I squirmed to try and free my hands and get her to stop touching me.
When it became apparent it was useless, I finally said, "Old enough."

"
Old enough!" Calico Jack laughed. "And what are you doing as a stowaway aboard one of Her Majesty's merchant ships? Yearning to see the New World, are we?"

I tried to look him in the eye to show him I was not afraid.
It was not true, of course, but I tried. "I am looking for my father. He went missing when the ship he served on wrecked."

Calico Jack's eyes narrowed with interest, "And what ship would that be?"

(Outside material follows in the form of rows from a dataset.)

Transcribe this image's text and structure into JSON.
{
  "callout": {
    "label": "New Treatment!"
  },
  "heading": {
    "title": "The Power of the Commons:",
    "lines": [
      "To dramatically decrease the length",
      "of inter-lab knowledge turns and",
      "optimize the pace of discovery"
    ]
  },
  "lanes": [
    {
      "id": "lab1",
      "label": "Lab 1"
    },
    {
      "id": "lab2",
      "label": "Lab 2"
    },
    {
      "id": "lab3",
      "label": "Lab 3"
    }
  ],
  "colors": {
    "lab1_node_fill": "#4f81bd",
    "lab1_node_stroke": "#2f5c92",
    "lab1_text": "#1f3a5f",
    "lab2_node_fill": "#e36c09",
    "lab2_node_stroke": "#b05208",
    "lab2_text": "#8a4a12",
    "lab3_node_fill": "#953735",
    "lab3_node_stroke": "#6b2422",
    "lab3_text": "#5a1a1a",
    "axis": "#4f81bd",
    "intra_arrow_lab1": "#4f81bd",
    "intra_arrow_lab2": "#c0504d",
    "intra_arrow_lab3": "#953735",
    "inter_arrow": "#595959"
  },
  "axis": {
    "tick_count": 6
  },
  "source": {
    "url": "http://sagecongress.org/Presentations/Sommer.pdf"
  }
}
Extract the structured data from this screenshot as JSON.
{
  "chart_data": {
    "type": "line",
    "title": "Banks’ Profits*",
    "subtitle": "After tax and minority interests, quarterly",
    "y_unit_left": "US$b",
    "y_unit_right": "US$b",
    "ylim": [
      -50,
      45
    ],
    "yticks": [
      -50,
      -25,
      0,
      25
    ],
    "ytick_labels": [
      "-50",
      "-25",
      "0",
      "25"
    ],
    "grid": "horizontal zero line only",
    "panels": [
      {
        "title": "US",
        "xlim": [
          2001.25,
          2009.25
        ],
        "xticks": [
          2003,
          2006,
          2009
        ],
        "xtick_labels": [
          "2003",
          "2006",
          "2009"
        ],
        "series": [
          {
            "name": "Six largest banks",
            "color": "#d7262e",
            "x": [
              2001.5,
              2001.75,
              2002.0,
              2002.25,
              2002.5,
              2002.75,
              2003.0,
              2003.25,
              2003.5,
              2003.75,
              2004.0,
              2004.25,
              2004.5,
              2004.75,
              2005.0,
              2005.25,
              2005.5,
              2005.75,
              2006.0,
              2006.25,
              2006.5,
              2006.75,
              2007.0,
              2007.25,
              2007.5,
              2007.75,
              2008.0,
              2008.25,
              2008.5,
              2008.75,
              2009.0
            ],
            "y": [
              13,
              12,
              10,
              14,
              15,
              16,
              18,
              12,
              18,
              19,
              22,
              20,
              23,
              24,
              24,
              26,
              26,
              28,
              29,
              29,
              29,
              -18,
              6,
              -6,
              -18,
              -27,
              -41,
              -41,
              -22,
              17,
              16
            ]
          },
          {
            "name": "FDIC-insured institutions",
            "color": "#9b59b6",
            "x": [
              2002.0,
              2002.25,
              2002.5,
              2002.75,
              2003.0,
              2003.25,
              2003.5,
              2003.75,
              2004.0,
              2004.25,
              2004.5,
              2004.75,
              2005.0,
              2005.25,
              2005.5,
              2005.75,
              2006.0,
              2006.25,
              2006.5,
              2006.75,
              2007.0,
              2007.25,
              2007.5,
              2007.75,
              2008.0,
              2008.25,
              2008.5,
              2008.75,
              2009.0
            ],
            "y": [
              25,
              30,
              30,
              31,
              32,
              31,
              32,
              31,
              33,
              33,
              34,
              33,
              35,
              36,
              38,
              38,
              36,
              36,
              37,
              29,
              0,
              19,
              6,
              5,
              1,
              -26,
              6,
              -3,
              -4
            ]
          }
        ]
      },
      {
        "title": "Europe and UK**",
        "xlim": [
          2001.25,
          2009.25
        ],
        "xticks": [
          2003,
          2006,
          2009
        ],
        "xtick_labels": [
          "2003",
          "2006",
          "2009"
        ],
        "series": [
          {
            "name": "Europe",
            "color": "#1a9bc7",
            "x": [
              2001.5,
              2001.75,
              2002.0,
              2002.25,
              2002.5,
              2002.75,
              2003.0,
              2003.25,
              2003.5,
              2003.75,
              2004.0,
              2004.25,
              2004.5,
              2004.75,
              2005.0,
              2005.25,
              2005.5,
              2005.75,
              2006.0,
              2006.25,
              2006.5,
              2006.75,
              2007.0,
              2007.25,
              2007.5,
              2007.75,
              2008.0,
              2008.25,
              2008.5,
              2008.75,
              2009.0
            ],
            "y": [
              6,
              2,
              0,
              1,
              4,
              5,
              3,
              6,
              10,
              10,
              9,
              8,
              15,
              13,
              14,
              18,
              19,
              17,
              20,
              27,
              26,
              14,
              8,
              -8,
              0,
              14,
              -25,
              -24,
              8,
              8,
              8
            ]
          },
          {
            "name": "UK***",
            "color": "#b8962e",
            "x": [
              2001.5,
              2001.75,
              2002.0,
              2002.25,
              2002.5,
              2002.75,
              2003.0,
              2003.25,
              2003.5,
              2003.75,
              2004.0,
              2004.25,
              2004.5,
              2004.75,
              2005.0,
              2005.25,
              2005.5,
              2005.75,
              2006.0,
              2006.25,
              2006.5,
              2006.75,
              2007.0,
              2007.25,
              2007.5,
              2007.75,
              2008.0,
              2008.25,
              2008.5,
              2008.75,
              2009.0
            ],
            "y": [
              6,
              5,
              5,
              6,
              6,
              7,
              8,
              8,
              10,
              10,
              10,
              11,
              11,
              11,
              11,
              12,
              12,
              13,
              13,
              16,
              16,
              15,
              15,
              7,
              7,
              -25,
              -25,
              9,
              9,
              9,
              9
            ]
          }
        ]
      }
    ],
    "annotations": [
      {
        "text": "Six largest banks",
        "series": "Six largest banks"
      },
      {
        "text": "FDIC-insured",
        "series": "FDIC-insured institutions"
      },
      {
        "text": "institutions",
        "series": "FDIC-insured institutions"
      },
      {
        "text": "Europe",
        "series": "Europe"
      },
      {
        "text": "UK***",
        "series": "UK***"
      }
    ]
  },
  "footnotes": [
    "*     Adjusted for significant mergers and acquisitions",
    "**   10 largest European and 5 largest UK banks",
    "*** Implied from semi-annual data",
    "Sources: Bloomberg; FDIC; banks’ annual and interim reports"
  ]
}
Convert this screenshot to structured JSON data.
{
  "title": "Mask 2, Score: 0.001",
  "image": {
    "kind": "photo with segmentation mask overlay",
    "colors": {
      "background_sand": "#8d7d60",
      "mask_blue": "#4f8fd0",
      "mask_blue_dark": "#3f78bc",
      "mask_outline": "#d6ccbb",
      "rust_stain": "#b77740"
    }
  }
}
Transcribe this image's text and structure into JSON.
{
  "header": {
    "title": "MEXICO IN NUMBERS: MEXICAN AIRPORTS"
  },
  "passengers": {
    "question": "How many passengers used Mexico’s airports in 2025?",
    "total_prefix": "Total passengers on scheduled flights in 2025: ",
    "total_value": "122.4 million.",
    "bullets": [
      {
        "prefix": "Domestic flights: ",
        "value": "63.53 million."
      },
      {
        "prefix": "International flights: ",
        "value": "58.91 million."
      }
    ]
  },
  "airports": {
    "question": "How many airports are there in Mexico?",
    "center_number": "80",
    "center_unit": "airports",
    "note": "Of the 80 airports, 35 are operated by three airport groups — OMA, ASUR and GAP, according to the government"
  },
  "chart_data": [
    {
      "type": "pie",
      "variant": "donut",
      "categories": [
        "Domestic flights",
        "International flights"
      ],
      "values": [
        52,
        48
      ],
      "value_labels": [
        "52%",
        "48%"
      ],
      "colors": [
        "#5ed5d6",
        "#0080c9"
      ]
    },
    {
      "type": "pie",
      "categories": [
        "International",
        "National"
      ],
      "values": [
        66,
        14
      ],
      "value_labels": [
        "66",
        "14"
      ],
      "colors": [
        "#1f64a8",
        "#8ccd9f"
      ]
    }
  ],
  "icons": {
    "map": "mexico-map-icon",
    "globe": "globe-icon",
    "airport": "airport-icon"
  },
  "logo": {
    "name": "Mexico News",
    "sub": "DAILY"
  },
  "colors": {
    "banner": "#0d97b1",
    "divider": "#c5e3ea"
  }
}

I lifted my head proudly and said, "The
Whydah Gally.
"

The members of the pirate crew
all sniffed at my response.

Calico Jack
cleared his voice and said, "Well, chum, you see, I'm not sure if you've heard the news as of yet, but all of the survivors of that were hanged, save for two. One of them was an Indian. The other was the worst sort of boy-lover I ever met in me whole life. And since you don't look like an Indian…"

"My father escaped the governor's men
," I interrupted him. "He got away from them somehow and avoided being captured. Now's he's made it to one of the islands and is waiting for me to come find him."

The captain's eyes widened and he said, "And how is it you
know that, lad? Did he send you a letter of some sort?"

My mouth was suddenly dry but I managed to swallow hard
. It was difficult to speak the words and not think they sounded ridiculous, but I pressed on. "He didn't have to," I said. "It was what he always told me he would do if something happened to him. He told me never to worry about him because he knew how to survive any wreck, and that all I had to do was come find him. That's why I came all this way. I told him I would."